Many more reasons exist why journalists should not interfere or have a say in the appointment of a printer. Why then is the appointment of public servants who have to keep cities and towns afloat, influenced by power-mongers whose main interest is climbing the political ladder?
In George we have just seen what happens when politicians interfere in the day to day running of the municipality. The wheels come off. At this stage the details of the reasons for Monday's raid by the Hawks on the municipality remain murky, but alleged political interference, self enrichment and the resulting lack of capacity are factors at play.
Although South African legislation sets the borders that should be maintained between politicians and officials, an almost impossible balancing act is expected of Municipal Managers who are often pressured by councillors to make payouts or award contracts that would favour the party or a specific councillor in the next election. Cadre deployment is rife and many councillors and officials have family members and friends who work at the local municipality. Of course you can't discriminate against family and friends, but the accounting officer - the municipal manager - must make damn sure these appointments are on merit and not along buddy-buddy or bloodlines. He has a tough job and is often threatened that heads will roll if he and his team don't bow to political pressure. And I promise you, if the politicians want to get rid of an MM, they will do everything to find dirt on him.

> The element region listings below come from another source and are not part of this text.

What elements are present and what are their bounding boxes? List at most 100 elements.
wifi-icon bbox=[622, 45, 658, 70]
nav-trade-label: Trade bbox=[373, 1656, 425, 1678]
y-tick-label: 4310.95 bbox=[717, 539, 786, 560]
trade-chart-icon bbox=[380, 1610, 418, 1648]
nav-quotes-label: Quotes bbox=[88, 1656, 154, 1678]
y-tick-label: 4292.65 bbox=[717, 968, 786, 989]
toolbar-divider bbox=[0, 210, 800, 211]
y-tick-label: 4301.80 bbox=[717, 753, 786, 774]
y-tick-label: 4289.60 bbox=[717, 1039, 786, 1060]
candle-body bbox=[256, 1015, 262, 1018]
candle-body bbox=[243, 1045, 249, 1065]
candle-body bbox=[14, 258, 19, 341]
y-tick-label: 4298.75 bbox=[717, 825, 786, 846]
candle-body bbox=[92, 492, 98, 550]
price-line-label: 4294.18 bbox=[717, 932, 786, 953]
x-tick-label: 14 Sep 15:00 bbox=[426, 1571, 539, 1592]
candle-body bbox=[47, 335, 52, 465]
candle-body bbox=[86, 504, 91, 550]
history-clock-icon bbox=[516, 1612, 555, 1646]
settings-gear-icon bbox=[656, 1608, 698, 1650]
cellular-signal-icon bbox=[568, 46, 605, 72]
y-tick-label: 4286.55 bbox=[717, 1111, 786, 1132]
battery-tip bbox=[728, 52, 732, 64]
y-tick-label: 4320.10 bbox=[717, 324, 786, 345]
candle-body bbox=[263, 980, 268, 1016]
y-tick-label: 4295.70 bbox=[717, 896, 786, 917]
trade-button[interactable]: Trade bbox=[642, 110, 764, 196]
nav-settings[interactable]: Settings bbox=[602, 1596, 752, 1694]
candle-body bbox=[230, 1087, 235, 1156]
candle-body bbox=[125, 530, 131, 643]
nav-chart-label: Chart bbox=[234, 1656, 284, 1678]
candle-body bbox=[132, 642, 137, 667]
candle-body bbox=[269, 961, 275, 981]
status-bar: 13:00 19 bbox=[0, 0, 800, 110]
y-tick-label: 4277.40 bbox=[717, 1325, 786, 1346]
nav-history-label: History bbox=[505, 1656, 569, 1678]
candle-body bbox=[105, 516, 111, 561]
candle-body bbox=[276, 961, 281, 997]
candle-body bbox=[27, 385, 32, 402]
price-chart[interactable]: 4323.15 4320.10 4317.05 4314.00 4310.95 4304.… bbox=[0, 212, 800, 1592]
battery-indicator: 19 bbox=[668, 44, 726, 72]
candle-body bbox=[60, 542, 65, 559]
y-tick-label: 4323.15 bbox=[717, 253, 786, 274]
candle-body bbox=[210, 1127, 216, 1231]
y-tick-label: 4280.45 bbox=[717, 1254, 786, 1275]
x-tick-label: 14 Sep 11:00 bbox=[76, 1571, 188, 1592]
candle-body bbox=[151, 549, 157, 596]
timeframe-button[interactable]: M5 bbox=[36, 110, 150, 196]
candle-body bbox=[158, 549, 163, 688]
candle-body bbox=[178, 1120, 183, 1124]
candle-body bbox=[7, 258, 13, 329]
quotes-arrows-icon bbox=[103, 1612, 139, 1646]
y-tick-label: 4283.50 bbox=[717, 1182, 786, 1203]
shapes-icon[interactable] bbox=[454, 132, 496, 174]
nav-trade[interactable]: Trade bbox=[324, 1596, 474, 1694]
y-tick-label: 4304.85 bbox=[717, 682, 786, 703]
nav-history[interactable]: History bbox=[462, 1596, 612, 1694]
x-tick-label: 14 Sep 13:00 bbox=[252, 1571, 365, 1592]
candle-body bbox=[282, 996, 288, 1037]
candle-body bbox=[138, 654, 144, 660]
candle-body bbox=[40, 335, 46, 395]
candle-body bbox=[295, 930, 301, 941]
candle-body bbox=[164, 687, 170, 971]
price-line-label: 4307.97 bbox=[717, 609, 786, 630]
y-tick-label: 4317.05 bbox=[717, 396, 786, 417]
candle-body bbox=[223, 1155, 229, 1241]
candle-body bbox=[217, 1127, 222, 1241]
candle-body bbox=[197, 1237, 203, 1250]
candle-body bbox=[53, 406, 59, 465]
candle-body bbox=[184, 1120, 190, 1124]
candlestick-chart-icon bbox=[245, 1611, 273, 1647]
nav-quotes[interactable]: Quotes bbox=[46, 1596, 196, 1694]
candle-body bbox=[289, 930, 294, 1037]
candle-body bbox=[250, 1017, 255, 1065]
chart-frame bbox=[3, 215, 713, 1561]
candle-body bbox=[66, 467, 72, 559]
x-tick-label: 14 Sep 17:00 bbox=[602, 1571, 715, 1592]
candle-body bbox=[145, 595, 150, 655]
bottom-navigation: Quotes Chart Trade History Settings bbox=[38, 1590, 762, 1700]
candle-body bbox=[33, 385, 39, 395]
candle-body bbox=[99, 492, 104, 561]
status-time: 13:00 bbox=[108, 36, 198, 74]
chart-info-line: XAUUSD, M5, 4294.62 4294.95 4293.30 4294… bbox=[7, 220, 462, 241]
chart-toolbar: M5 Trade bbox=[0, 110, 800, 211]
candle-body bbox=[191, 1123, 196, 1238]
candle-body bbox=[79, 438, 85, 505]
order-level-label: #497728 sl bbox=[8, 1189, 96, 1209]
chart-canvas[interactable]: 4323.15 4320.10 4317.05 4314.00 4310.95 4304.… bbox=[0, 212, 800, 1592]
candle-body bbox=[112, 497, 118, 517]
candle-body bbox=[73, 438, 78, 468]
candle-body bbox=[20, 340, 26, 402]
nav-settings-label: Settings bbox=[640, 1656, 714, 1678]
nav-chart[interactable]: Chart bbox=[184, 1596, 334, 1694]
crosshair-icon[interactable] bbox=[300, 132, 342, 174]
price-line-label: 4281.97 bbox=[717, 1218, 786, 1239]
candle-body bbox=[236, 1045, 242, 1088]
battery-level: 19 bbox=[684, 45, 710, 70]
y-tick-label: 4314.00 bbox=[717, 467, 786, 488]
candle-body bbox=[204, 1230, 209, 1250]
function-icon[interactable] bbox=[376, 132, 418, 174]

That's why the head of a municipality must be as tough as nails and act according to the very letter of the Municipal Finance Act. NEVER EVER, must he bow before political pressure or show any favouritism - because when the day comes that he has to defend his actions to a disciplinary committee or at trial, his hands must be squeaky clean.
The only problem is that Municipal Managers are in the first instance appointed by the council in power - and will they ever knowingly appoint someone who is impossible to manipulate or influence?
At national level Directors-Generals of government departments can no longer be fired by the minister of the department, as they now report directly to President Cyril Ramaphosa. This is good news as it removes a certain degree of political interference from these appointments and provides some stability. A new minister cannot just bring in his own DG at will.
But, while we can hopefully rely on Ramaphosa to take the interest of all South Africans to heart, what if he should take ill, or God forbid, die?
Then Deputy President David Mabuza takes over, and those in the know says his tenure will be a reign of terror that will make the Zuma era seem like a walk in the park.